Gena Wagaman, who works on the Marion County Coalition to End Homelessness (MCCEH) and others with the coalition have been working to end homelessness in Marion County.

Wagaman said there around between 400 and 600 people who are homeless in Marion County. She said these people could be in any level of homelessness.

The levels range from staying with friends or family, also known as “couch surfing,” to living in shelters or being on the streets.

“Many of the homeless in Marion County are tucked away in hollows and the woods in more rural areas,” Wagaman said.

Reasons why people become homeless can vary, according to Wagaman. She said the safety net that is out there has some gaping holes.
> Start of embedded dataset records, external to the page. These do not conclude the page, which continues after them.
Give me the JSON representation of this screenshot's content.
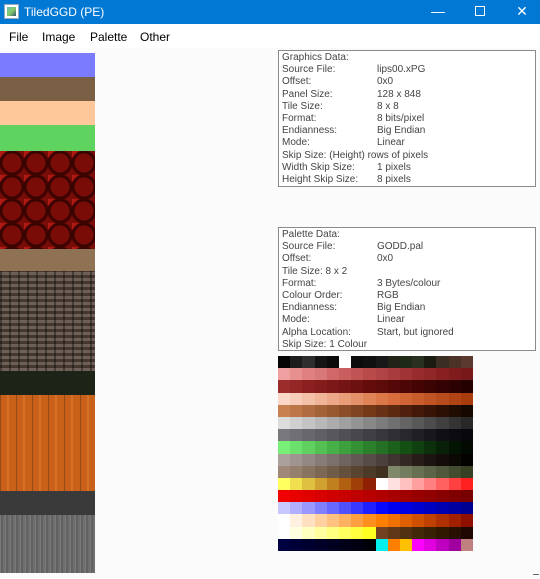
{
  "window": {
    "title": "TiledGGD (PE)",
    "minimize_glyph": "—",
    "close_glyph": "✕"
  },
  "menu": [
    "File",
    "Image",
    "Palette",
    "Other"
  ],
  "graphics_panel": {
    "rows": [
      [
        "Graphics Data:",
        ""
      ],
      [
        "Source File:",
        "lips00.xPG"
      ],
      [
        "Offset:",
        "0x0"
      ],
      [
        "Panel Size:",
        "128 x 848"
      ],
      [
        "Tile Size:",
        "8 x 8"
      ],
      [
        "Format:",
        "8 bits/pixel"
      ],
      [
        "Endianness:",
        "Big Endian"
      ],
      [
        "Mode:",
        "Linear"
      ],
      [
        "Skip Size: (Height) rows of pixels",
        ""
      ],
      [
        "Width Skip Size:",
        "1 pixels"
      ],
      [
        "Height Skip Size:",
        "8 pixels"
      ]
    ]
  },
  "palette_panel": {
    "rows": [
      [
        "Palette Data:",
        ""
      ],
      [
        "Source File:",
        "GODD.pal"
      ],
      [
        "Offset:",
        "0x0"
      ],
      [
        "Tile Size:  8 x 2",
        ""
      ],
      [
        "Format:",
        "3 Bytes/colour"
      ],
      [
        "Colour Order:",
        "RGB"
      ],
      [
        "Endianness:",
        "Big Endian"
      ],
      [
        "Mode:",
        "Linear"
      ],
      [
        "Alpha Location:",
        "Start, but ignored"
      ],
      [
        "Skip Size: 1 Colour",
        ""
      ]
    ]
  },
  "tile_bands": [
    {
      "kind": "solid",
      "color": "#7b7bff"
    },
    {
      "kind": "solid",
      "color": "#7a5f45"
    },
    {
      "kind": "solid",
      "color": "#ffc89a"
    },
    {
      "kind": "solid",
      "color": "#5fd35f"
    },
    {
      "kind": "red-circles",
      "color": "#7a0c08"
    },
    {
      "kind": "solid",
      "color": "#8f7253"
    },
    {
      "kind": "stone-wall",
      "color": "#5a4a40"
    },
    {
      "kind": "solid",
      "color": "#1c2418"
    },
    {
      "kind": "wood",
      "color": "#c9611a"
    },
    {
      "kind": "solid",
      "color": "#3a3a3a"
    },
    {
      "kind": "metal",
      "color": "#6e6e6e"
    }
  ],
  "palette_rows": [
    [
      "#050505",
      "#1c1c1c",
      "#2e2e2e",
      "#141414",
      "#0a0a0a",
      "#ffffff",
      "#0c0c0c",
      "#101010",
      "#181818",
      "#222218",
      "#1e2a16",
      "#2a3020",
      "#1a1a10",
      "#3a2e22",
      "#4a3226",
      "#5a3a2e"
    ],
    [
      "#f0a0a0",
      "#e89090",
      "#e08080",
      "#d87878",
      "#d06868",
      "#c85e5e",
      "#c05454",
      "#b84a4a",
      "#b04444",
      "#a83c3c",
      "#a03434",
      "#982c2c",
      "#902828",
      "#882020",
      "#801c1c",
      "#781818"
    ],
    [
      "#9c2c2c",
      "#942626",
      "#8c2020",
      "#841c1c",
      "#7c1818",
      "#741414",
      "#6c1010",
      "#640c0c",
      "#5c0a0a",
      "#540808",
      "#4c0606",
      "#440404",
      "#3c0303",
      "#340202",
      "#2c0101",
      "#240000"
    ],
    [
      "#fcd8c8",
      "#f8ccb8",
      "#f4c0a8",
      "#f0b498",
      "#eca888",
      "#e89c78",
      "#e49068",
      "#e08458",
      "#dc7848",
      "#d86c3c",
      "#d06434",
      "#c85c2c",
      "#c05424",
      "#b84c1c",
      "#b04414",
      "#a83c0c"
    ],
    [
      "#c88050",
      "#bc7648",
      "#b06c40",
      "#a46238",
      "#985830",
      "#8c4e28",
      "#804420",
      "#743a18",
      "#683014",
      "#5c2810",
      "#50200c",
      "#441808",
      "#381406",
      "#2c1004",
      "#200c02",
      "#140800"
    ],
    [
      "#dcdcdc",
      "#d0d0d0",
      "#c4c4c4",
      "#b8b8b8",
      "#acacac",
      "#a0a0a0",
      "#949494",
      "#888888",
      "#7c7c7c",
      "#707070",
      "#646464",
      "#585858",
      "#4c4c4c",
      "#404040",
      "#343434",
      "#282828"
    ],
    [
      "#78787c",
      "#707074",
      "#68686c",
      "#606064",
      "#58585c",
      "#505054",
      "#48484c",
      "#404044",
      "#38383c",
      "#303034",
      "#28282c",
      "#202024",
      "#18181c",
      "#101014",
      "#0c0c10",
      "#08080c"
    ],
    [
      "#78f078",
      "#6ce06c",
      "#60d060",
      "#54c054",
      "#48b048",
      "#3ca03c",
      "#349034",
      "#2c802c",
      "#247024",
      "#1c601c",
      "#145014",
      "#104010",
      "#0c300c",
      "#082008",
      "#041404",
      "#020a02"
    ],
    [
      "#aca09c",
      "#a09490",
      "#948884",
      "#887c78",
      "#7c706c",
      "#706460",
      "#645854",
      "#584c48",
      "#4c403c",
      "#403430",
      "#342824",
      "#281c18",
      "#1c1410",
      "#140c08",
      "#0c0804",
      "#040200"
    ],
    [
      "#a08878",
      "#94806c",
      "#887460",
      "#7c6854",
      "#705c48",
      "#64503c",
      "#584430",
      "#4c3a28",
      "#403020",
      "#80886c",
      "#747c60",
      "#687054",
      "#5c6448",
      "#50583c",
      "#444c30",
      "#384024"
    ],
    [
      "#ffff60",
      "#f0e050",
      "#e0c040",
      "#d0a030",
      "#c08020",
      "#b06010",
      "#a04008",
      "#902004",
      "#ffffff",
      "#ffe0e0",
      "#ffc0c0",
      "#ffa0a0",
      "#ff8080",
      "#ff6060",
      "#ff4040",
      "#ff2020"
    ],
    [
      "#f00000",
      "#e80000",
      "#e00000",
      "#d80000",
      "#d00000",
      "#c80000",
      "#c00000",
      "#b80000",
      "#b00000",
      "#a80000",
      "#a00000",
      "#980000",
      "#900000",
      "#880000",
      "#800000",
      "#780000"
    ],
    [
      "#c8c8ff",
      "#b0b0ff",
      "#9898ff",
      "#8080ff",
      "#6868ff",
      "#5050ff",
      "#3838ff",
      "#2020ff",
      "#0808ff",
      "#0000f0",
      "#0000e0",
      "#0000d0",
      "#0000c0",
      "#0000b0",
      "#0000a0",
      "#000090"
    ],
    [
      "#ffffff",
      "#fff0e0",
      "#ffe0c0",
      "#ffd0a0",
      "#ffc080",
      "#ffb060",
      "#ffa040",
      "#ff9020",
      "#ff8000",
      "#f07000",
      "#e06000",
      "#d05000",
      "#c04000",
      "#b03000",
      "#a02000",
      "#901000"
    ],
    [
      "#ffffff",
      "#ffffe0",
      "#ffffc0",
      "#ffffa0",
      "#ffff80",
      "#ffff60",
      "#ffff40",
      "#ffff20",
      "#704020",
      "#603818",
      "#503010",
      "#402808",
      "#382004",
      "#301800",
      "#281000",
      "#200800"
    ],
    [
      "#000040",
      "#000038",
      "#000030",
      "#000028",
      "#000020",
      "#000018",
      "#000010",
      "#000008",
      "#00f0f0",
      "#ff8000",
      "#ffc000",
      "#ff00ff",
      "#e000e0",
      "#c000c0",
      "#a000a0",
      "#c08080"
    ]
  ]
}
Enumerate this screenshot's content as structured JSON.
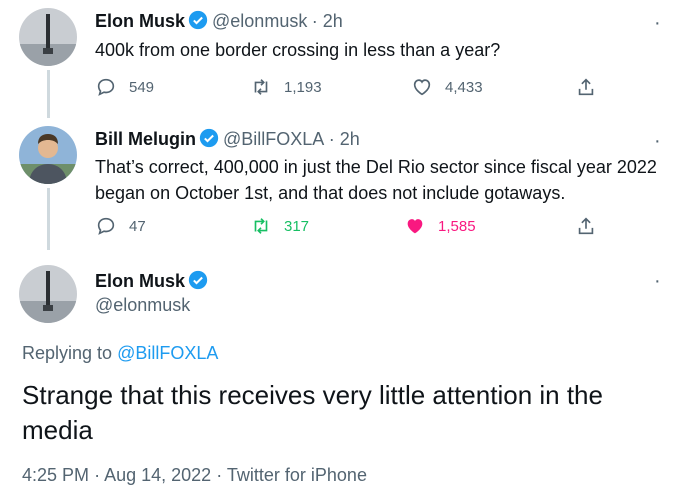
{
  "tweets": [
    {
      "name": "Elon Musk",
      "handle": "@elonmusk",
      "time": "· 2h",
      "text": "400k from one border crossing in less than a year?",
      "replies": "549",
      "retweets": "1,193",
      "likes": "4,433"
    },
    {
      "name": "Bill Melugin",
      "handle": "@BillFOXLA",
      "time": "· 2h",
      "text_line1": "That’s correct, 400,000 in just the Del Rio sector since fiscal year 2022",
      "text_line2": "began on October 1st, and that does not include gotaways.",
      "replies": "47",
      "retweets": "317",
      "likes": "1,585"
    }
  ],
  "main": {
    "name": "Elon Musk",
    "handle": "@elonmusk",
    "replying_prefix": "Replying to",
    "replying_to": "@BillFOXLA",
    "text_line1": "Strange that this receives very little attention in the",
    "text_line2": "media",
    "timestamp": "4:25 PM",
    "date": "Aug 14, 2022",
    "client": "Twitter for iPhone",
    "separator": "·"
  },
  "colors": {
    "verified": "#1d9bf0",
    "retweet_active": "#17bf63",
    "like_active": "#f91880"
  }
}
Wagaman said many people are one or two paychecks away from homelessness. She said layoffs, illnesses or disabilities may lead to people not being able to pay their rent or mortgage and other bills, and eventually they can’t buy food for themselves or their families.

“The longer you are laid off, the less likely it becomes that you will be able to recover,” Wagaman said.

Wagaman said being homeless is something that effects people year-round. She said during the winter, though, there is more risk because of the more harsh weather conditions.

“Freezing to death becomes a greater possibility in the winter that the summer,” Wagaman said.

During this part of the year, though, Wagaman said food drives, coat drives and toy drives become more numerous because different organizations set up their annual gifting.

The first need for the homeless is a home, according to Wagaman. She said that must be a place that is secure where they can sleep without worrying about someone bothering them and a place where they can keep their possessions without worrying about someone stealing them.

“Individually, they need to be recognized as individuals, not lumped together and dismissed as worthless, helpless and undesirable,” Wagaman said.

Agencies like the Union Mission, Scott Place and HOPE Inc., a women’s shelter, are available for those without a home. Wagaman said these places have requirements to live there and in some cases not everyone is willing or able to meet.

Something that is also available for those going through a rough patch in their lives is Connecting Link. Wagaman said Connecting Link is a clearinghouse for services that are available for people who are going through a tough time.

Another organization is the Housing Authority. Wagaman said the Housing Authority has a waiting list of people needing housing and has an extensive application and approval process.

“You have more need than you have resources,” she said.

In the fight to end homelessness, the coalition has joined the Housing First initiative. Wagaman said this initiative has housed 100,000 people nationwide.

“They did this by proving it is more cost effective to house people than to provide services for them at the street and shelter level,” she said.